Author : Angus Nicholls
Publisher : Routledge
Page : 278 pages
File Size : 18,42 MB
Release : 2014-12-05
Category : Religion
ISBN : 1317817222
This is the first book-length critical analysis in any language of Hans Blumenberg’s theory of myth. Blumenberg can be regarded as the most important German theorist of myth of the second half of the twentieth century, and his Work on Myth (1979) has resonated across disciplines ranging from literary theory, via philosophy, religious studies and anthropology, to the history and philosophy of science. Nicholls introduces Anglophone readers to Blumenberg’s biography and to his philosophical contexts. He elucidates Blumenberg’s theory of myth by relating it to three important developments in late nineteenth- and early twentieth-century German philosophy (hermeneutics, phenomenology and philosophical anthropology), while also comparing Blumenberg’s ideas with those of other prominent theorists of myth such as Vico, Hume, Schelling, Max Müller, Frazer, Sorel, Freud, Cassirer, Heidegger, Horkheimer and Adorno. According to Nicholls, Blumenberg’s theory of myth can only be understood in relation to the ‘human sciences,’ since it emerges from a speculative hypothesis concerning the emergence of the earliest human beings. For Blumenberg, myth was originally a cultural adaptation that constituted the human attempt to deal with anxieties concerning the threatening forces of nature by anthropomorphizing those forces into mythic images. In the final two chapters, Blumenberg’s theory of myth is placed within the post-war political context of West Germany. Through a consideration of Blumenberg’s exchanges with Carl Schmitt, as well as by analysing unpublished correspondence and parts of the original Work of Myth manuscript that Blumenberg held back from publication, Nicholls shows that Blumenberg’s theory of myth also amounted to a reckoning with the legacy of National Socialism.

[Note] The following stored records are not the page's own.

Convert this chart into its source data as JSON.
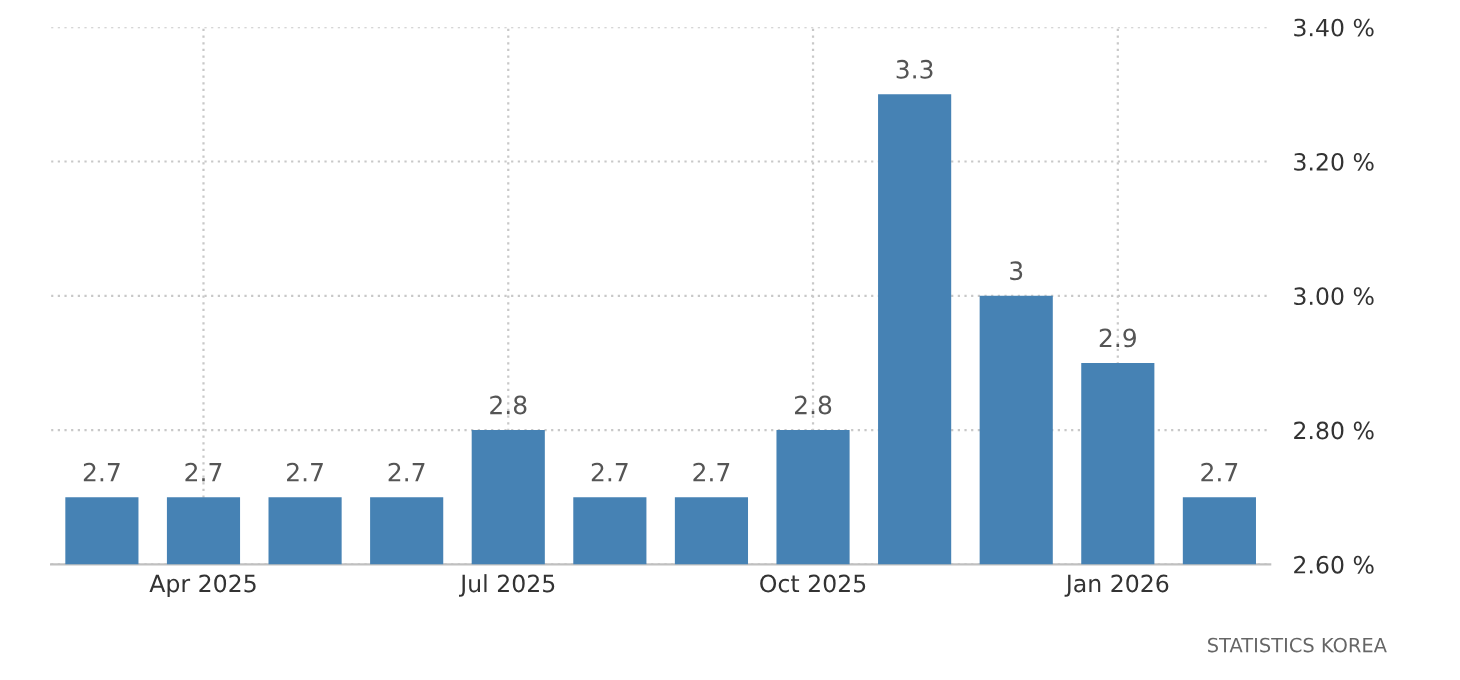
{
  "chart_data": {
    "type": "bar",
    "categories": [
      null,
      "Apr 2025",
      null,
      null,
      "Jul 2025",
      null,
      null,
      "Oct 2025",
      null,
      null,
      "Jan 2026",
      null
    ],
    "values": [
      2.7,
      2.7,
      2.7,
      2.7,
      2.8,
      2.7,
      2.7,
      2.8,
      3.3,
      3,
      2.9,
      2.7
    ],
    "color": "#4682b4",
    "ylim": [
      2.6,
      3.4
    ],
    "yticks": [
      {
        "value": 2.6,
        "label": "2.60 %"
      },
      {
        "value": 2.8,
        "label": "2.80 %"
      },
      {
        "value": 3.0,
        "label": "3.00 %"
      },
      {
        "value": 3.2,
        "label": "3.20 %"
      },
      {
        "value": 3.4,
        "label": "3.40 %"
      }
    ],
    "data_labels": true,
    "grid": true,
    "annotations": [
      "STATISTICS KOREA"
    ]
  }
}
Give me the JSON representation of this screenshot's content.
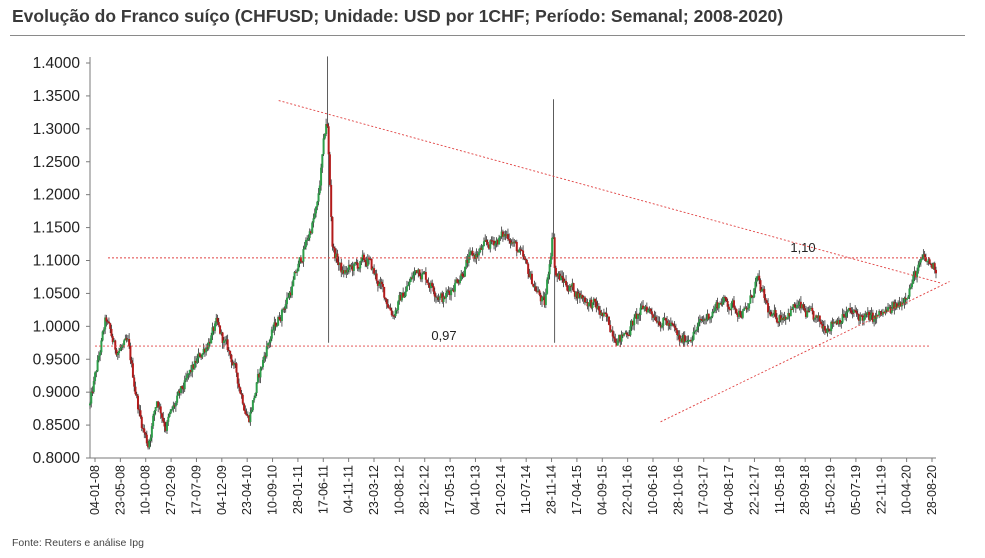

Author : Sara Munson Deats
Publisher : Cambridge University Press
Page : 277 pages
File Size : 12,1 MB
Release : 2019-09-19
Category : Drama
ISBN : 110847585X
Explores the influence of the Faust legend on drama and film from the sixteenth century to the contemporary era.
Author : Joel B. Lande
Publisher : Cornell University Press
Page : 395 pages
File Size : 39,70 MB
Release : 2018-12-15
Category : Literary Criticism
ISBN : 1501727133
Joel B. Lande’s Persistence of Folly challenges the accepted account of the origins of German theater by focusing on the misunderstood figure of the fool, whose spontaneous and impish jest captivated audiences, critics, and playwrights from the late sixteenth through the early nineteenth century. Lande radically expands the scope of literary historical inquiry, showing that the fool was not a distraction from attempts to establish a serious dramatic tradition in the German language. Instead, the fool was both a fixture on the stage and a nearly ubiquitous theme in an array of literary critical, governmental, moral-philosophical, and medical discourses, figuring centrally in broad-based efforts to assign laughter a proper time, place, and proportion in society. Persistence of Folly reveals the fool as a cornerstone of the dynamic process that culminated in the works of Lessing, Goethe, and Kleist. By reorienting the history of German theater, Lande’s work conclusively shows that the highpoint of German literature around 1800 did not eliminate irreverent jest in the name of serious drama, but instead developed highly refined techniques for integrating the comic tradition of the stage fool.
Author : Jane K. Brown
Publisher : Boydell & Brewer
Page : 300 pages
File Size : 19,32 MB
Release : 1994
Category : Drama
ISBN : 9781879751491
Like Faust itself, the volume offers neither closed structure nor final conclusions, but illustrates and elaborates the richness of the work.